With the 1:20 Swiss Francs cap a thing of the past, the Swiss Franc quickly appreciated. As reported at 10:26 a.m. (GMT) in London the EUR/CHF was trading lower at 1.0292 Swiss Francs, a loss of 14.29% and recovering from the earlier session low of 1.0155 Swiss Francs, a likely knee jerk reaction to the SNB surprise. The USD/CHF was also lower at 0.8798 Swiss Francs.

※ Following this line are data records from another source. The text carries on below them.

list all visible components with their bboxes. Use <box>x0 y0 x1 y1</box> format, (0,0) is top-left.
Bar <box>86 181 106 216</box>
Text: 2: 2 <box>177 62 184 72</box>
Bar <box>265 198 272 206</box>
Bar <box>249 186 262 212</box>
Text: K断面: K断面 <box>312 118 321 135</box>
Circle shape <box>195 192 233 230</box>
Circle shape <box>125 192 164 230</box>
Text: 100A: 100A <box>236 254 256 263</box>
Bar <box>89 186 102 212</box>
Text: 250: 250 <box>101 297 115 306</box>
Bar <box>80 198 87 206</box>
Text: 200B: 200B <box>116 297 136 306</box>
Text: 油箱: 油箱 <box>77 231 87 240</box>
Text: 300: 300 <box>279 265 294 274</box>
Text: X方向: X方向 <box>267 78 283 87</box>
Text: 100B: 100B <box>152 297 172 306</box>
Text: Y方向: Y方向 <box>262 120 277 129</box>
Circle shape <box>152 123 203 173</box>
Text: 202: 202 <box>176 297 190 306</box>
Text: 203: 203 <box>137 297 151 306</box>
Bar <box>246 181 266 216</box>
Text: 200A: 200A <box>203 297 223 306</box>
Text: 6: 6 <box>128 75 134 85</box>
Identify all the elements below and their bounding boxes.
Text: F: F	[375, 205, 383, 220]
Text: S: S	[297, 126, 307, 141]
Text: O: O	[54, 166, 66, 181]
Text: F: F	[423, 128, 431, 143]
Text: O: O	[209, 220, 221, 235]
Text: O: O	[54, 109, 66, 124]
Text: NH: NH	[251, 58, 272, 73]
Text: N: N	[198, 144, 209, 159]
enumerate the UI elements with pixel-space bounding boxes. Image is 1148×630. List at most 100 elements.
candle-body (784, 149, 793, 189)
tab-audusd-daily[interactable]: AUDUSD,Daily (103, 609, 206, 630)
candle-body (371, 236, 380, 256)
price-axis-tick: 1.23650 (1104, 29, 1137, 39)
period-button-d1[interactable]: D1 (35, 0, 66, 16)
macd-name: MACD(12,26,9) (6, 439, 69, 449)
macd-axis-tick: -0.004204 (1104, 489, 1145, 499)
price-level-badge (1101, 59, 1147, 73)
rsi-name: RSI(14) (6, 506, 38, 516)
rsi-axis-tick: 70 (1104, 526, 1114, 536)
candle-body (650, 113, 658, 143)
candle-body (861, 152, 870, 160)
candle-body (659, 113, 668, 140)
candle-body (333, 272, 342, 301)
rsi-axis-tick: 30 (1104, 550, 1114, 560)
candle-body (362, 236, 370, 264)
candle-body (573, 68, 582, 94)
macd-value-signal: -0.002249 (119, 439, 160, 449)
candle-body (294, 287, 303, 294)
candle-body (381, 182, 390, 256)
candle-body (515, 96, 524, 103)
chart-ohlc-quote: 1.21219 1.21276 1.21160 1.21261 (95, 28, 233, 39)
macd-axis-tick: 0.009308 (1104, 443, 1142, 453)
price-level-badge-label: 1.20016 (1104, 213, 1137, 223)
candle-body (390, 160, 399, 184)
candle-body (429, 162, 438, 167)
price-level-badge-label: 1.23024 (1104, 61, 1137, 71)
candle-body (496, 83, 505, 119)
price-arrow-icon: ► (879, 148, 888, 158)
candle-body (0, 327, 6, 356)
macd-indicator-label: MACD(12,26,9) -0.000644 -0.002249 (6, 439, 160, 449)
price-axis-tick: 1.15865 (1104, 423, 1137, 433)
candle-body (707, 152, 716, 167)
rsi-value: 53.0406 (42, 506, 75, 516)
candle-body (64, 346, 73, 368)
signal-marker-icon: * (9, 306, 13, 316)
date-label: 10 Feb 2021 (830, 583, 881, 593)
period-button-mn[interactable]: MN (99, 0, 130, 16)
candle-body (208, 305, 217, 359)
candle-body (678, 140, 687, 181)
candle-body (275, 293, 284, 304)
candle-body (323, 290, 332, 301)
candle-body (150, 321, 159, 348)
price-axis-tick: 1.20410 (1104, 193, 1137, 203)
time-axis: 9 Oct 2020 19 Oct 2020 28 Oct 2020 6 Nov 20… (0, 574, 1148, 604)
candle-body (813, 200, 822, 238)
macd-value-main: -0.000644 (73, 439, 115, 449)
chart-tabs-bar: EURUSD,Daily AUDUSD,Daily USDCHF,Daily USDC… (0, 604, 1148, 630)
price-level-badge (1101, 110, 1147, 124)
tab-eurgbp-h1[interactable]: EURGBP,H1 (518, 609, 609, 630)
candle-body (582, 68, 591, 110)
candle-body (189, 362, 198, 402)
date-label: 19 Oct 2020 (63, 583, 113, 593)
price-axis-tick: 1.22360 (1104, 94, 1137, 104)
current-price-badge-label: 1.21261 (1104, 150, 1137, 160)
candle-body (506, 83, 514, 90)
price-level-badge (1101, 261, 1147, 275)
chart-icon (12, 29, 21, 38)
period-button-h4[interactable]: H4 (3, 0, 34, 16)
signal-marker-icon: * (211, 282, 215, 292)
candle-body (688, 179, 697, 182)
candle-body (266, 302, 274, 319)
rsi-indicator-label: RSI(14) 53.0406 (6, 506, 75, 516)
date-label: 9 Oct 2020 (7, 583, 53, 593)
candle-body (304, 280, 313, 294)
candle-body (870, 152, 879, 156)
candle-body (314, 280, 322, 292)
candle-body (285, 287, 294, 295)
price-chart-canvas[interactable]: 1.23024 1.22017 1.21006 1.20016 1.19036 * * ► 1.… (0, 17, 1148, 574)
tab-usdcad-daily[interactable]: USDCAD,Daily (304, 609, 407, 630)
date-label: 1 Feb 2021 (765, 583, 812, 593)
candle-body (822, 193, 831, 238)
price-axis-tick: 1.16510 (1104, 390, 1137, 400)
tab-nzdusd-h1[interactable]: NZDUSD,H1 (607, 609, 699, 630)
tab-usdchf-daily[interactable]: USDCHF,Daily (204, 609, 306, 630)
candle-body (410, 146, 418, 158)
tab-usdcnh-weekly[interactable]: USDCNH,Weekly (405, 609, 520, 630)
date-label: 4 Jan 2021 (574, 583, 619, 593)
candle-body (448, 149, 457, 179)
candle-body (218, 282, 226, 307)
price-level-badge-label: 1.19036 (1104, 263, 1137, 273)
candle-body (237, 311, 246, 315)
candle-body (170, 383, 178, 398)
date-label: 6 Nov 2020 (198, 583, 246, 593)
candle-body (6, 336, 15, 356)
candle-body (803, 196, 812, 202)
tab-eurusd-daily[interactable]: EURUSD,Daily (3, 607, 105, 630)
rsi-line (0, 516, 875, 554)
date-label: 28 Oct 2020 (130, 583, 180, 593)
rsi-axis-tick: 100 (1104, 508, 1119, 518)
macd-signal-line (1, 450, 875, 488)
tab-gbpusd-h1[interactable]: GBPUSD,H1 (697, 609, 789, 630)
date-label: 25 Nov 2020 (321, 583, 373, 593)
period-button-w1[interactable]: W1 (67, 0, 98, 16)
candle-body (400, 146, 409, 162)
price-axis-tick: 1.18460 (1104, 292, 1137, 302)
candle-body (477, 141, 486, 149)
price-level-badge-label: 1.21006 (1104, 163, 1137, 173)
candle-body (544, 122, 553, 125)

Dollar Pressured by Disappointing Data
In the United States, a disappointment in the recently released retail sales figures put the greenback under pressure; retail sales hit an 11-month low for December, and that resulted in investors speculating that the Federal Reserve might push back its plans to raise interest rates later this year. In somewhat volatile trading, the EUR/USD pair was trading at $1.1728, below the midway point of the pair’s range between the session low of $1.1571 and peak of $1.1790.